The Axiom of Real Determinacy and the Axiom of Real Blackwell Determinacy
Daisuke Ikegami, W. Hugh Woodin
TL;DR
The paper proves that $\mathsf{AD}_{\mathbb{R}}$ and $\mathsf{Bl}\text{-}\mathsf{AD}_{\mathbb{R}}$ are equivalent in $\mathsf{ZF}$+$\mathsf{DC}$, and shows equiconsistency with $\mathsf{ZF}$+$\mathsf{AC}_{\omega}(\mathbb{R})$+$\mathsf{Bl}\text{-}\mathsf{AD}_{\mathbb{R}}$. It develops a fine normal measure on $\wp_{\omega_1}(\mathbb{R})$, proves that $\mathsf{Bl}\text{-}\mathsf{AD}_{\mathbb{R}}$ implies the Baire property and that every set of reals is $\infty$-Borel (indeed strongly $\infty$-Borel under $\mathsf{DC}$), and then uses infinitary coding to derive equivalence with $\mathsf{AD}_{\mathbb{R}}$ through Suslin-uniformization arguments. The work also establishes equiconsistency results via inner-model techniques and Ultrapower/Vopěnka-type constructions, and ends with open questions about determinacy under weaker choice assumptions.
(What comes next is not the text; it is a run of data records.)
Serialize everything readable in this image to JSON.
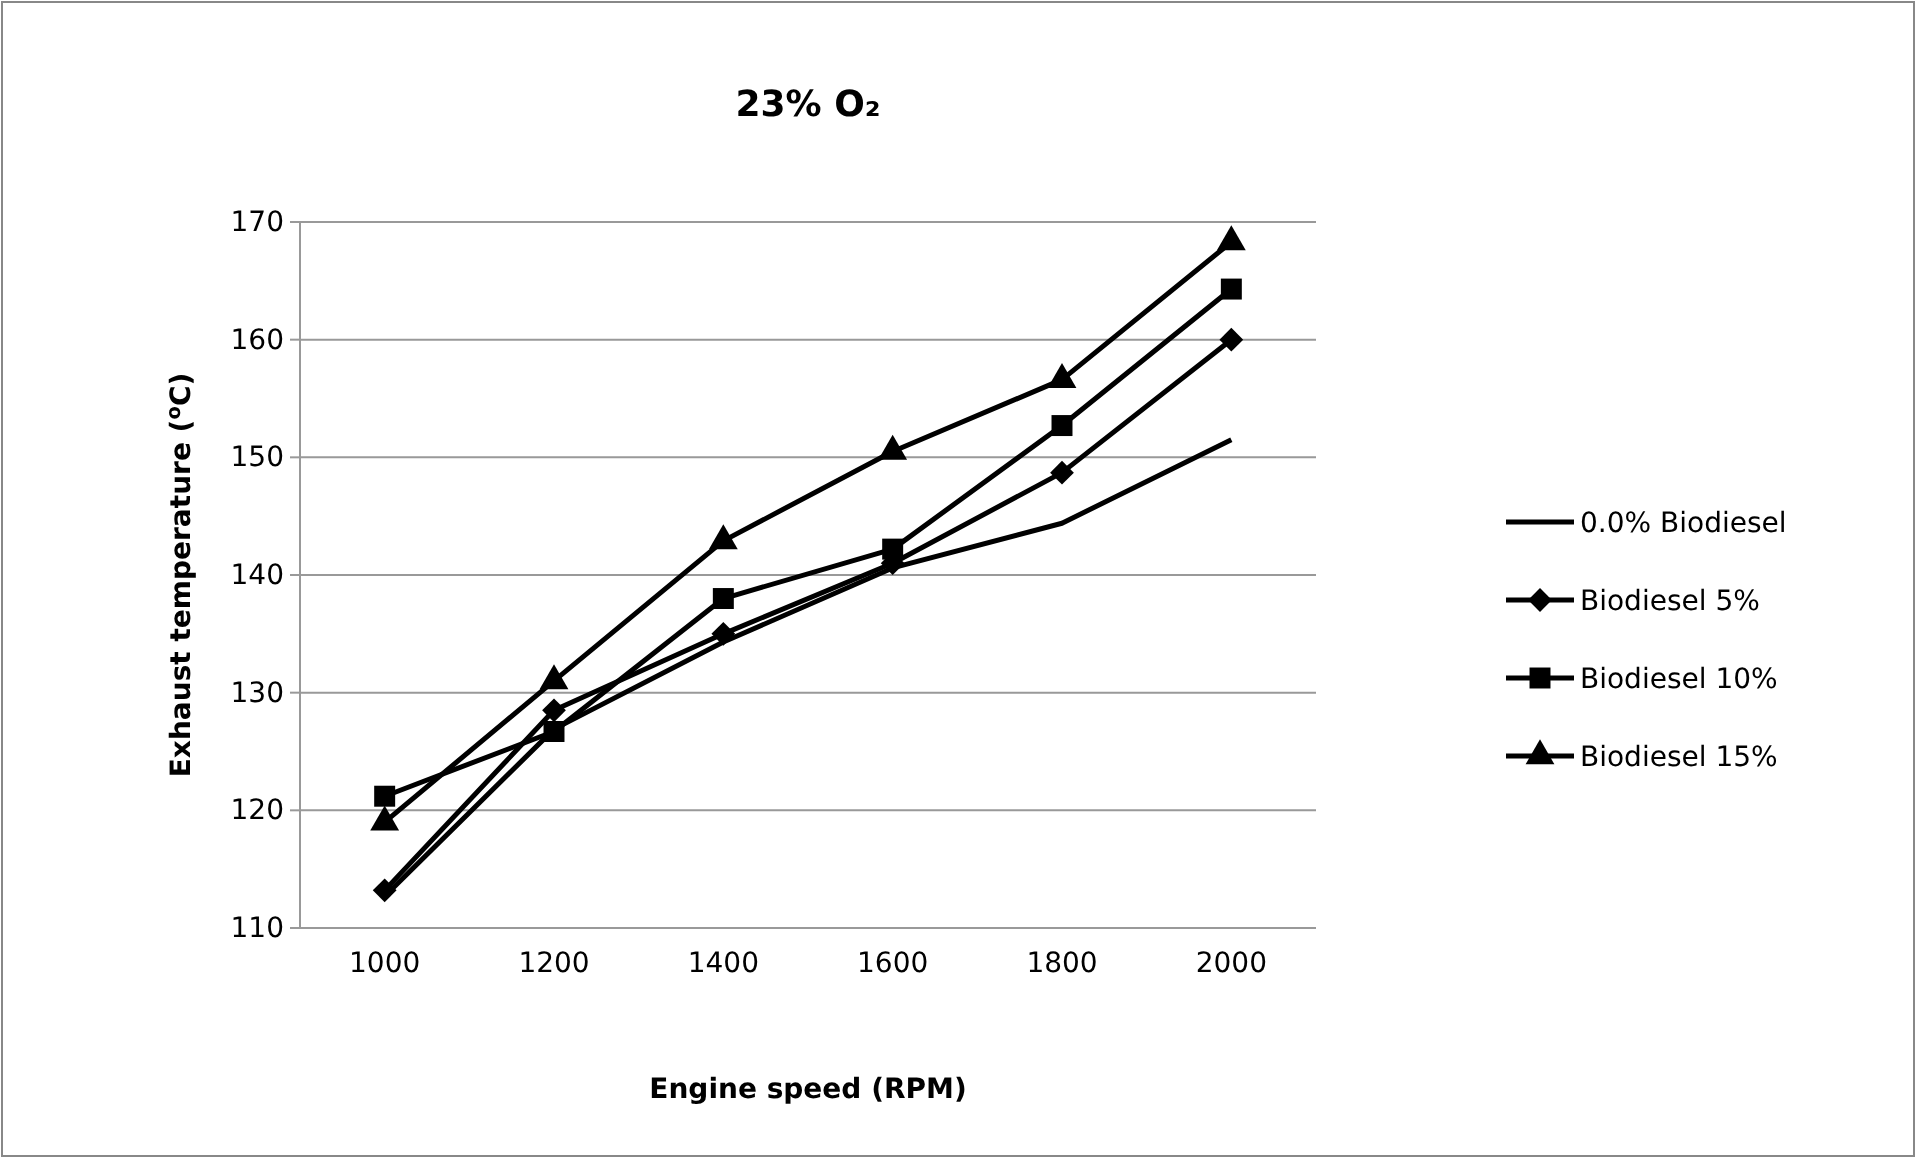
{
  "chart_data": {
    "type": "line",
    "title": "23% O₂",
    "xlabel": "Engine speed (RPM)",
    "ylabel": "Exhaust temperature ($^{o}$C)",
    "categories": [
      "1000",
      "1200",
      "1400",
      "1600",
      "1800",
      "2000"
    ],
    "series": [
      {
        "name": "0.0% Biodiesel",
        "color": "#000000",
        "marker": "none",
        "values": [
          112.7,
          126.9,
          134.3,
          140.6,
          144.4,
          151.5
        ]
      },
      {
        "name": "Biodiesel 5%",
        "color": "#000000",
        "marker": "diamond",
        "values": [
          113.2,
          128.5,
          135,
          141,
          148.7,
          160
        ]
      },
      {
        "name": "Biodiesel 10%",
        "color": "#000000",
        "marker": "square",
        "values": [
          121.2,
          126.7,
          138,
          142.2,
          152.7,
          164.3
        ]
      },
      {
        "name": "Biodiesel 15%",
        "color": "#000000",
        "marker": "triangle",
        "values": [
          119,
          131,
          142.9,
          150.5,
          156.6,
          168.3
        ]
      }
    ],
    "ylim": [
      110,
      170
    ],
    "yticks": [
      110,
      120,
      130,
      140,
      150,
      160,
      170
    ],
    "grid": "y",
    "legend": "right",
    "line_style": "solid"
  }
}
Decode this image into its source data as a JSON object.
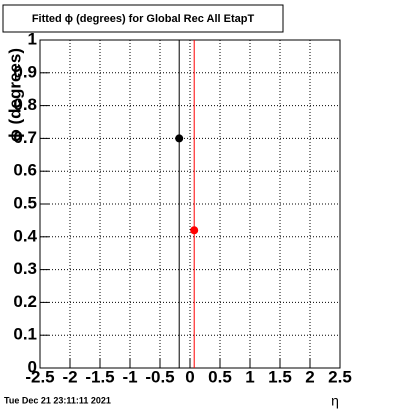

Altogether, it clarifies the relationship between strong determinacy axioms and their Blackwell-Determinacy analogues in weakened set theories.
Abstract
We show that the Axiom of Real Determinacy $\mathsf{AD}_{\mathbb{R}}$ and the Axiom of Real Blackwell Determinacy $\mathsf{Bl}\text{-}\mathsf{AD}_{\mathbb{R}}$ are equivalent in $\mathsf{ZF}$+$\mathsf{DC}$. This answers the question of Löwe [15, Question 53]. While we do not know whether they are equivalent in $\mathsf{ZF}$+$\mathsf{AC}_ω (\mathbb{R})$, we show that the theories $\mathsf{ZF}$+$\mathsf{AD}_{\mathbb{R}}$ and $\mathsf{ZF}$+$\mathsf{AC}_ω (\mathbb{R})$+$\mathsf{Bl}\text{-}\mathsf{AD}_{\mathbb{R}}$ are equiconsistent.